О, посмотри на меня, я так болтаю. Должно быть, эта малышка делает меня сентиментальным. Осталась всего одна луна, а я уже не могу дождаться, чтобы увидеть ее. Да, ее. Я еще никому не говорил, но на этот раз это будет девочка, я уверен. Я назову ее Висенья. У тебя будет сестра, а у меня будет четыре милые девочки. Возможно, боги посылают ее мне в утешение за то, что тебя больше нет.
Передайте привет вашему дедушке. Боюсь, он не задержится в этом мире, и я хочу быть с ним в его последние часы. Возможно, вы могли бы дать ему силы, пока я не приеду. Я не могу ездить верхом в эти дни, но как только эта болезнь пройдет, я немедленно отправлюсь в Королевскую гавань.
Мальчики чувствуют себя хорошо. Джекейрис справляется со своими обязанностями наследника достаточно хорошо, а младшие вырастают действительно славными мальчиками. Эйгон и Визерис скучают по вашим ночным сказкам, но Джоффри уже заявил права на ваши покои. Он говорит, что у вас лучший вид на Драконью гору и залив. Не волнуйтесь, я уверен, что мы сможем выселить его, если вы захотите навестить нас.
Но я беспокоюсь за Люцериса. Он тихий мальчик, не такой уверенный в себе, как остальные. Он боится унаследовать Дрифтмарк, нести ответственность, которую я на него возложил. Возможно, это действительно слишком много для его нежной души, боги знают, что такие должности - это тяжкий груз. В другой жизни, я думаю, ему бы понравилось учиться в цитадели.
Наш Люцерис как мейстер, можете себе представить? Я думаю, он бы подошел для этого. Он всегда был так увлечен мейстером Джерардисом и его работой.
Сегодня утром у меня с ним был интересный разговор. Милый мальчик думает, что он не может быть таким же великим правителем, как лорд Корлис. Более того, он думает, что я идеален. Как смешно, когда в эти дни я чувствую все, что угодно, но не так.
Может быть, ты успокоишь его по поводу его переживаний, когда напишешь ему. Скажи ему, что он способен нести ответственность, которую я на него возложила. Скажи ему, что его мать подготовит его как можно лучше, и что его семья всегда будет рядом, чтобы поддержать его. Я говорила ему об этом, но он всегда лучше слушал тебя во многих вещах. Я думаю, он воспринял твой отъезд тяжелее всего, поэтому пиши ему как можно чаще, моя любовь. Я видела, как твои письма озаряют все его лицо.
Он сказал, что у него есть что-то очень важное, что он должен тебе сказать, но он не скажет, что именно, так что я предоставлю это тебе, чтобы ты узнал. Он непреклонен в своем желании навестить тебя в день твоих именин, так что он, вероятно, скажет тебе тогда, если его ворон не найдет тебя первым.

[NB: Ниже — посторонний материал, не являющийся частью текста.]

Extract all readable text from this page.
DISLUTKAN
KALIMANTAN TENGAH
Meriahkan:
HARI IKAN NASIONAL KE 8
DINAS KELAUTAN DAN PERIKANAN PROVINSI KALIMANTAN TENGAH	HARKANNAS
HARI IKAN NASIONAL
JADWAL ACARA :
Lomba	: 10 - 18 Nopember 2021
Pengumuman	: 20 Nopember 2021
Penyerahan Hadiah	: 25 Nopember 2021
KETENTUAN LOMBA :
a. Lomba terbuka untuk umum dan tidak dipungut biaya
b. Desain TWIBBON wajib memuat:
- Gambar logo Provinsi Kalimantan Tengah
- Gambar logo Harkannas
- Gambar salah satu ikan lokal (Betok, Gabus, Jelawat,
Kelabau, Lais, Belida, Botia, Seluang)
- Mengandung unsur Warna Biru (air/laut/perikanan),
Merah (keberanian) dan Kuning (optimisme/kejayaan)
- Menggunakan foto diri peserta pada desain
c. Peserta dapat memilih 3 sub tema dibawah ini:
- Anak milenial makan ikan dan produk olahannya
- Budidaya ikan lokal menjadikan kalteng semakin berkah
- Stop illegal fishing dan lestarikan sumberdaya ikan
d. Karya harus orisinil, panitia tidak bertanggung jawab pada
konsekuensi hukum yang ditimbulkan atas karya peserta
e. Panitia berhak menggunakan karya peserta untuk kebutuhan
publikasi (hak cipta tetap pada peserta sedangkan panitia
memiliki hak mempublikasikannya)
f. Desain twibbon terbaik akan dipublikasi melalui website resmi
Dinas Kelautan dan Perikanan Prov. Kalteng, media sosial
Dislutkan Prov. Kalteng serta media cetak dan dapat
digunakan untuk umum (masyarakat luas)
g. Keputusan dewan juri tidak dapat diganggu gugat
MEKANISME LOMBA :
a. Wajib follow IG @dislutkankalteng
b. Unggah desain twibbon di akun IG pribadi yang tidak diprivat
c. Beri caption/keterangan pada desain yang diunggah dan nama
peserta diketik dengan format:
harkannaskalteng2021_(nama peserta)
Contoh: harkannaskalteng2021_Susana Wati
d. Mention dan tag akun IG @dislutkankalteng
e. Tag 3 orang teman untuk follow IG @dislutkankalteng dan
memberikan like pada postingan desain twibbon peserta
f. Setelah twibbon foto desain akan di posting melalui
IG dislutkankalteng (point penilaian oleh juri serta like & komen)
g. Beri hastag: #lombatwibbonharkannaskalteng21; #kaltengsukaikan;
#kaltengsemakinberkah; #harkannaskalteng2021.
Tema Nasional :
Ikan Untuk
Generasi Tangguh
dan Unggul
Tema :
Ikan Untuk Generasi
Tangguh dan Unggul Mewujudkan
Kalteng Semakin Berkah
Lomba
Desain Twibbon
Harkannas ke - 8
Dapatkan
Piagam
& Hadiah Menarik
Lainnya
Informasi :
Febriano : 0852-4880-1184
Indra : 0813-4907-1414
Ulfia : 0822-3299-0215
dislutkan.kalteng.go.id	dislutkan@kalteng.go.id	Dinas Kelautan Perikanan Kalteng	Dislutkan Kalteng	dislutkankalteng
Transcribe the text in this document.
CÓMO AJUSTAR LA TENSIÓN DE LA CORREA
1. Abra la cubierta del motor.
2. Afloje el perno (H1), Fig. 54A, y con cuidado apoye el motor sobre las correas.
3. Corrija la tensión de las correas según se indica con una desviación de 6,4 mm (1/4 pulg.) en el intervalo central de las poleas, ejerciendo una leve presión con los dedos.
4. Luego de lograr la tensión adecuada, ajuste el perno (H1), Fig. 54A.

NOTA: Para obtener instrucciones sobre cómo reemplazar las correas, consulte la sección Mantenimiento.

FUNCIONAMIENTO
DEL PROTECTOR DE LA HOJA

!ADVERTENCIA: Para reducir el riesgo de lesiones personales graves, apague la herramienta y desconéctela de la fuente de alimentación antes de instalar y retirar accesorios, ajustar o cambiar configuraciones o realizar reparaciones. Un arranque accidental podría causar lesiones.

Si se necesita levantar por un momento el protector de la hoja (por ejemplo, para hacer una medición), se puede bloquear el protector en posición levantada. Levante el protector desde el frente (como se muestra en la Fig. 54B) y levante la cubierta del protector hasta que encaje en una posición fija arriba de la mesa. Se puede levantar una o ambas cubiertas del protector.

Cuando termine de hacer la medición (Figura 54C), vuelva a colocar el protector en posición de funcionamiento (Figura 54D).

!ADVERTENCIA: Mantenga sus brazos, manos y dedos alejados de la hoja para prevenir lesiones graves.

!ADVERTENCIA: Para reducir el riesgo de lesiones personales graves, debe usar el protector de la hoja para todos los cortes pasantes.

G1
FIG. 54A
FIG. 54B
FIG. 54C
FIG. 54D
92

Я не хочу навязывать тебе свою руку, но тебя здесь так сильно не хватает. Возможно, вы с Эймондом захотите провести несколько лун с нами здесь, в Драконьем Камне. Это будет возможностью для твоего мужа увидеть дом твоего детства.
Я уже достаточно долго болтал, но дайте мне знать, и я все устрою
Со всей моей любовью,
Ваша мать.
********
Эймонд скомкал письмо в руках, нахмурившись. Раздражение терзало его нервы. Было довольно лицемерно со стороны его сводной сестры так нежно к нему относиться, когда она за эти годы не предприняла никаких усилий, чтобы расположить его к себе. Было очевидно, что его мать уже ознакомилась с содержанием письма Рейниры, сломанная печать была тому свидетельством, поэтому он не мог понять, почему она просила его доставить его Дейенис. Это только еще больше отдалило бы ее от их дела, если бы ей напомнили о ее преданности матери.
Но он предположил, что это имело смысл. Он всегда знал, что его мать была добросердечным человеком, даже если она не могла выразить свое сострадание словами. Насколько он знал, это была ее попытка смягчить его скорбящую жену, подарив ей кусочек дома. Должно быть, это было написано довольно давно, до смерти короля Визериса, до смерти Люцериса.
Он почувствовал, как обида начала подниматься к его горлу вместе с горькой желчью сожаления. Чтение этого письма было слишком интимным взглядом на отношения Дейенис с ее семьей. Он знал, что семья его единокровной сестры функционировала иначе, чем его собственная, но он не мог не чувствовать себя обделенным, как будто у него что-то отняли, что-то, чего у него никогда не было.
Отец. Семья, которая не была такой уж разрозненной.
«Тогда я просто оставлю это здесь», - он положил скомканный клочок пергамента рядом с Дейенис и повернулся, чтобы уйти.
«Я никогда не узнаю, что он мне сказал», - прошипела она, прерывая его уход. «Я никогда... Я никогда не смогла написать ему. Я никогда не смогла сказать ему, что он стал бы храбрым Властелином Приливов. Я никогда не смогу сказать ему, как много я... Я никогда не смогу сказать ему ничего, и это все твоя вина».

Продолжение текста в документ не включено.